At the behest of her editor and mentor, George Morgan (Martin Sheen), up-and-coming Chicago reporter Lauren Adrian (Jennifer Lopez, who also helped produce) sets out to investigate a rash of unsolved rapes and murders committed against female factory workers in the border city of Juarez. Already on the scene is her former colleague and old flame, Alfonso Diaz (Antonio Banderas).

Reuniting professionally -- though not personally -- with the now-married Diaz, Lauren soon discovers that neither the local authorities nor the owners of the factories have any interest in putting a stop to the attacks. One of the few people championing the young women's cause is wealthy humanitarian Teresa Casillas (Sonia Braga).
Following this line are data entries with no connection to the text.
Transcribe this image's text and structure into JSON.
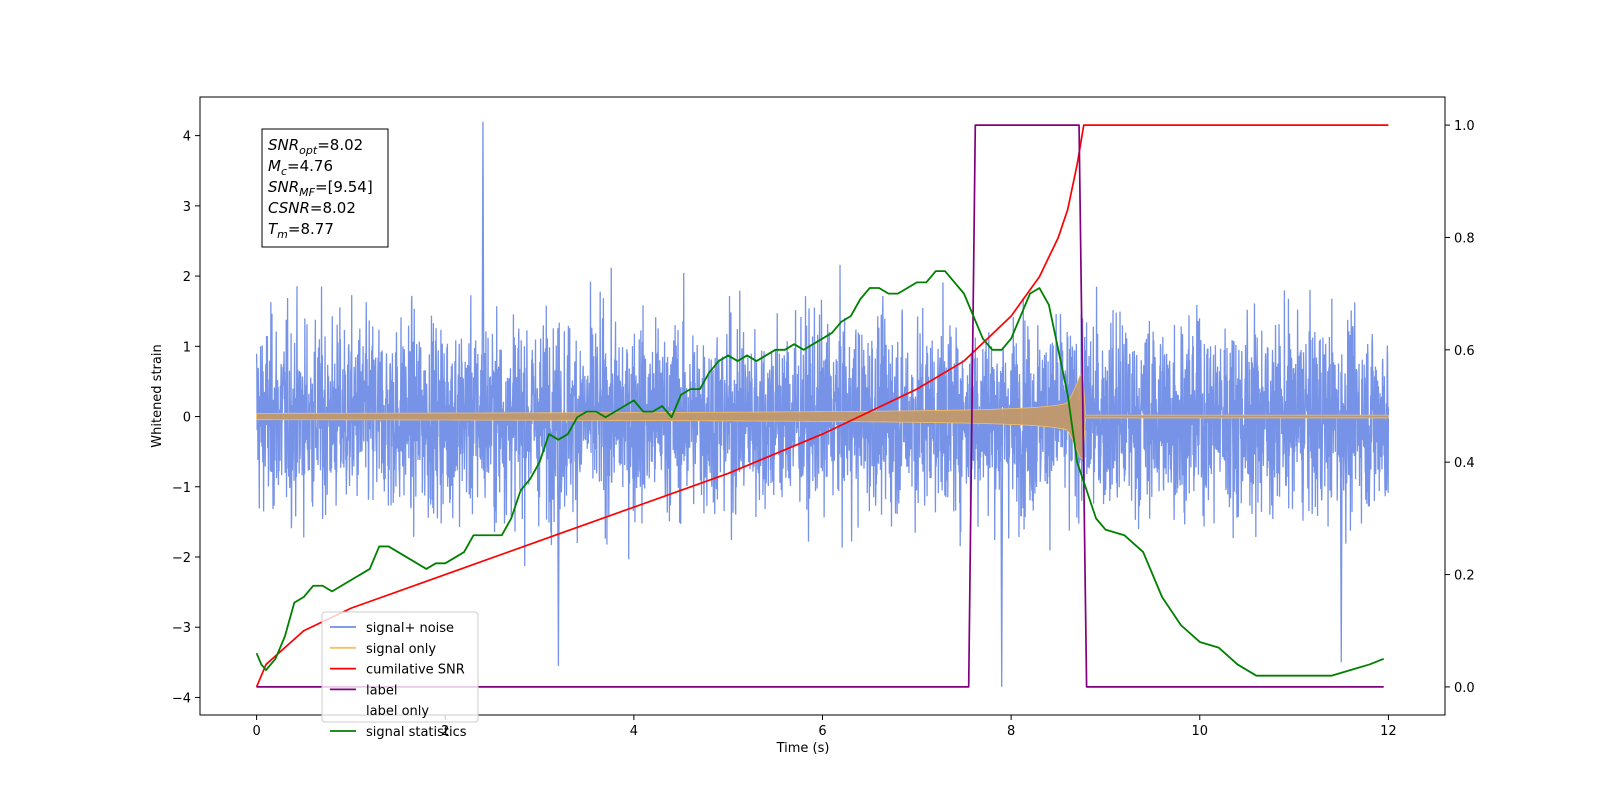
{
  "chart_data": {
    "type": "line",
    "title": "",
    "xlabel": "Time (s)",
    "ylabel": "Whitened strain",
    "xlim": [
      -0.6,
      12.6
    ],
    "ylim": [
      -4.25,
      4.55
    ],
    "y2lim": [
      -0.05,
      1.05
    ],
    "x_ticks": [
      0,
      2,
      4,
      6,
      8,
      10,
      12
    ],
    "y_ticks": [
      -4,
      -3,
      -2,
      -1,
      0,
      1,
      2,
      3,
      4
    ],
    "y2_ticks": [
      0.0,
      0.2,
      0.4,
      0.6,
      0.8,
      1.0
    ],
    "x_tick_labels": [
      "0",
      "2",
      "4",
      "6",
      "8",
      "10",
      "12"
    ],
    "y_tick_labels": [
      "−4",
      "−3",
      "−2",
      "−1",
      "0",
      "1",
      "2",
      "3",
      "4"
    ],
    "y2_tick_labels": [
      "0.0",
      "0.2",
      "0.4",
      "0.6",
      "0.8",
      "1.0"
    ],
    "legend_position": "lower-left",
    "series": [
      {
        "name": "signal+ noise",
        "axis": "left",
        "color": "#6f8de6",
        "kind": "noise",
        "x_range": [
          0,
          12
        ],
        "envelope": [
          2.3,
          2.3
        ],
        "peaks": [
          [
            2.4,
            4.2
          ],
          [
            3.2,
            -3.55
          ],
          [
            7.9,
            -3.85
          ],
          [
            11.5,
            -3.5
          ]
        ]
      },
      {
        "name": "signal only",
        "axis": "left",
        "color": "#f5bf63",
        "kind": "chirp",
        "x_range": [
          0,
          12
        ],
        "merger_time": 8.77,
        "amplitude_at_merger": 0.6,
        "post_merger_amplitude": 0.02
      },
      {
        "name": "cumilative SNR",
        "axis": "right",
        "color": "#ff0000",
        "x": [
          0,
          0.1,
          0.5,
          1,
          2,
          3,
          4,
          5,
          6,
          7,
          7.5,
          8,
          8.3,
          8.5,
          8.6,
          8.7,
          8.77,
          9,
          10,
          12
        ],
        "y": [
          0.0,
          0.04,
          0.1,
          0.14,
          0.2,
          0.26,
          0.32,
          0.38,
          0.45,
          0.53,
          0.58,
          0.66,
          0.73,
          0.8,
          0.85,
          0.93,
          1.0,
          1.0,
          1.0,
          1.0
        ]
      },
      {
        "name": "label",
        "axis": "right",
        "color": "#800080",
        "x": [
          0,
          7.55,
          7.62,
          8.72,
          8.8,
          11.95
        ],
        "y": [
          0,
          0,
          1,
          1,
          0,
          0
        ]
      },
      {
        "name": "label only",
        "axis": "right",
        "color": "#800080",
        "hidden": true,
        "x": [],
        "y": []
      },
      {
        "name": "signal statistics",
        "axis": "right",
        "color": "#008000",
        "x": [
          0,
          0.05,
          0.1,
          0.15,
          0.2,
          0.3,
          0.4,
          0.5,
          0.6,
          0.7,
          0.8,
          0.9,
          1.0,
          1.1,
          1.2,
          1.3,
          1.4,
          1.5,
          1.6,
          1.7,
          1.8,
          1.9,
          2.0,
          2.1,
          2.2,
          2.3,
          2.4,
          2.5,
          2.6,
          2.7,
          2.8,
          2.9,
          3.0,
          3.1,
          3.2,
          3.3,
          3.4,
          3.5,
          3.6,
          3.7,
          3.8,
          3.9,
          4.0,
          4.1,
          4.2,
          4.3,
          4.4,
          4.5,
          4.6,
          4.7,
          4.8,
          4.9,
          5.0,
          5.1,
          5.2,
          5.3,
          5.4,
          5.5,
          5.6,
          5.7,
          5.8,
          5.9,
          6.0,
          6.1,
          6.2,
          6.3,
          6.4,
          6.5,
          6.6,
          6.7,
          6.8,
          6.9,
          7.0,
          7.1,
          7.2,
          7.3,
          7.4,
          7.5,
          7.6,
          7.7,
          7.8,
          7.9,
          8.0,
          8.1,
          8.2,
          8.3,
          8.4,
          8.5,
          8.6,
          8.7,
          8.8,
          8.9,
          9.0,
          9.2,
          9.4,
          9.6,
          9.8,
          10.0,
          10.2,
          10.4,
          10.6,
          10.8,
          11.0,
          11.2,
          11.4,
          11.6,
          11.8,
          11.95
        ],
        "y": [
          0.06,
          0.04,
          0.03,
          0.04,
          0.05,
          0.09,
          0.15,
          0.16,
          0.18,
          0.18,
          0.17,
          0.18,
          0.19,
          0.2,
          0.21,
          0.25,
          0.25,
          0.24,
          0.23,
          0.22,
          0.21,
          0.22,
          0.22,
          0.23,
          0.24,
          0.27,
          0.27,
          0.27,
          0.27,
          0.3,
          0.35,
          0.37,
          0.4,
          0.45,
          0.44,
          0.45,
          0.48,
          0.49,
          0.49,
          0.48,
          0.49,
          0.5,
          0.51,
          0.49,
          0.49,
          0.5,
          0.48,
          0.52,
          0.53,
          0.53,
          0.56,
          0.58,
          0.59,
          0.58,
          0.59,
          0.58,
          0.59,
          0.6,
          0.6,
          0.61,
          0.6,
          0.61,
          0.62,
          0.63,
          0.65,
          0.66,
          0.69,
          0.71,
          0.71,
          0.7,
          0.7,
          0.71,
          0.72,
          0.72,
          0.74,
          0.74,
          0.72,
          0.7,
          0.66,
          0.62,
          0.6,
          0.6,
          0.62,
          0.66,
          0.7,
          0.71,
          0.68,
          0.6,
          0.52,
          0.4,
          0.35,
          0.3,
          0.28,
          0.27,
          0.24,
          0.16,
          0.11,
          0.08,
          0.07,
          0.04,
          0.02,
          0.02,
          0.02,
          0.02,
          0.02,
          0.03,
          0.04,
          0.05
        ]
      }
    ],
    "annotations": [
      {
        "base": "SNR",
        "sub": "opt",
        "text": "=8.02"
      },
      {
        "base": "M",
        "sub": "c",
        "text": "=4.76"
      },
      {
        "base": "SNR",
        "sub": "MF",
        "text": "=[9.54]"
      },
      {
        "base": "CSNR",
        "sub": "",
        "text": "=8.02"
      },
      {
        "base": "T",
        "sub": "m",
        "text": "=8.77"
      }
    ],
    "colors": {
      "axes": "#000000",
      "background": "#ffffff",
      "legend_border": "#cccccc"
    }
  }
}
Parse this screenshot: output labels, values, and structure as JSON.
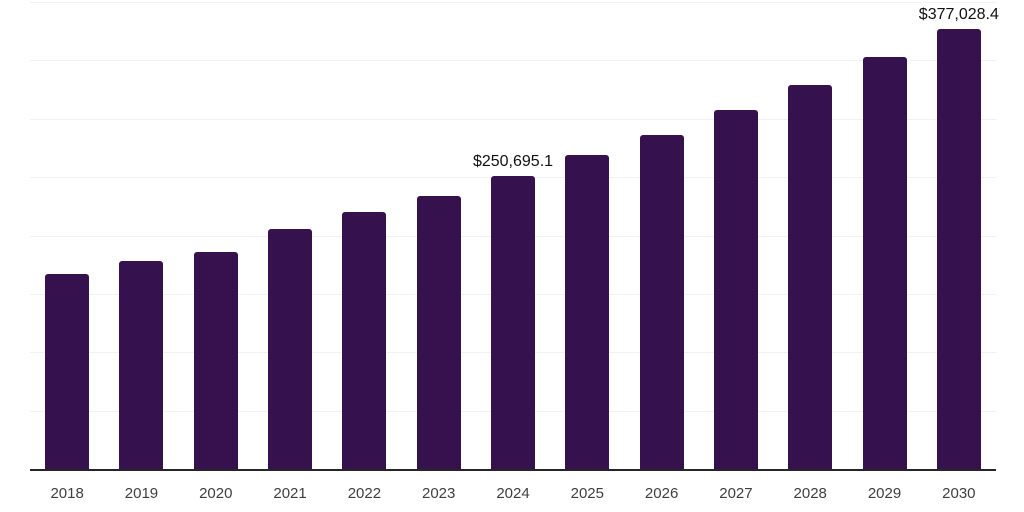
{
  "chart_data": {
    "type": "bar",
    "categories": [
      "2018",
      "2019",
      "2020",
      "2021",
      "2022",
      "2023",
      "2024",
      "2025",
      "2026",
      "2027",
      "2028",
      "2029",
      "2030"
    ],
    "values": [
      167300,
      178200,
      185900,
      205300,
      220100,
      233800,
      250695.1,
      268700,
      286300,
      307200,
      329200,
      353100,
      377028.4
    ],
    "data_labels": {
      "2024": "$250,695.1",
      "2030": "$377,028.4"
    },
    "title": "",
    "xlabel": "",
    "ylabel": "",
    "ylim": [
      0,
      400000
    ],
    "grid_step": 50000,
    "grid_on": true,
    "legend_position": "none",
    "bar_color": "#35114d",
    "gridline_color": "#f2f2f2",
    "axis_line_color": "#262626",
    "data_label_color": "#111111",
    "tick_label_color": "#3f3f3f"
  }
}
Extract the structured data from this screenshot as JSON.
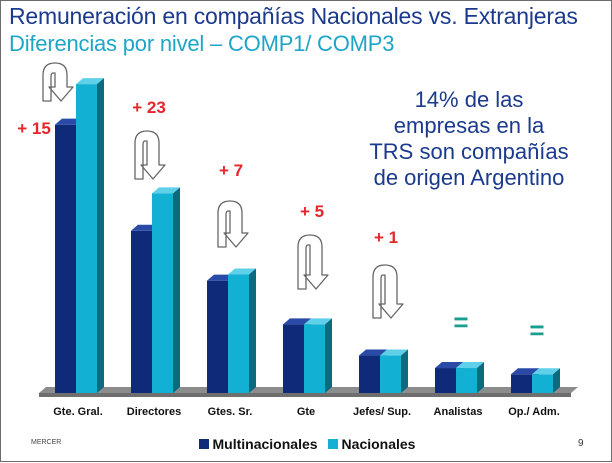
{
  "header": {
    "title_line1": "Remuneración en compañías Nacionales vs. Extranjeras",
    "title_line2": "Diferencias por nivel – COMP1/ COMP3"
  },
  "callout": {
    "text": "14% de las empresas en la TRS son compañías de origen Argentino"
  },
  "footer": {
    "brand": "MERCER",
    "page_number": "9"
  },
  "colors": {
    "multinacionales": "#0f2a78",
    "nacionales": "#12b0d2",
    "diff_label": "#e5262b",
    "equal_label": "#1a9e8e"
  },
  "chart_data": {
    "type": "bar",
    "title": "",
    "xlabel": "",
    "ylabel": "",
    "ylim": [
      0,
      100
    ],
    "grid": false,
    "legend_position": "bottom",
    "categories": [
      "Gte. Gral.",
      "Directores",
      "Gtes. Sr.",
      "Gte",
      "Jefes/ Sup.",
      "Analistas",
      "Op./ Adm."
    ],
    "series": [
      {
        "name": "Multinacionales",
        "values": [
          86,
          52,
          36,
          22,
          12,
          8,
          6
        ]
      },
      {
        "name": "Nacionales",
        "values": [
          99,
          64,
          38,
          22,
          12,
          8,
          6
        ]
      }
    ],
    "annotations": [
      "+ 15",
      "+ 23",
      "+ 7",
      "+ 5",
      "+ 1",
      "=",
      "="
    ]
  }
}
Lauren's commitment to the victims becomes personal when she encounters Eva Jimenez (Maya Zapata). Raped and strangled and left for dead, Eva had managed to dig herself out of a shallow grave in the desert and stumble back to civilization.

As Lauren and Diaz unite to try to protect Eva, both reporters find their lives at risk. Eva, though given shelter by Casillas, is also still in danger, since she wants to pursue justice and testify against her assailants. (Eva is shown to be a devout Catholic who trusts in the Blessed Mother to protect her.)

Writer-director Gregory Nava's film doesn't always avoid melodrama and offers an oversimplified indictment of globalization. Strong performances, on the other hand, especially from Zapata and Lopez, reap emotional engagement.

As Eva glimpses the safe and easy lifestyle of her vastly wealthier fellow citizens, typified by Casillas' carefully tended garden, "Bordertown," which has previously exposed us to Juarez's slums and squalor, transcends politics to show us the human context of these tragedies.

The film contains scenes of brutal rape and attempted rape, nonmarital sexual activity, rear and upper female nudity, graphic images of blood and corpses, some rough, crude and profane language and occasional crass language. The USCCB Office for Film & Broadcasting classification is L -- limited adult audience, films whose problematic content many adults would find troubling. The Motion Picture Association of America rating is R -- restricted. Under 17 requires accompanying parent or adult guardian.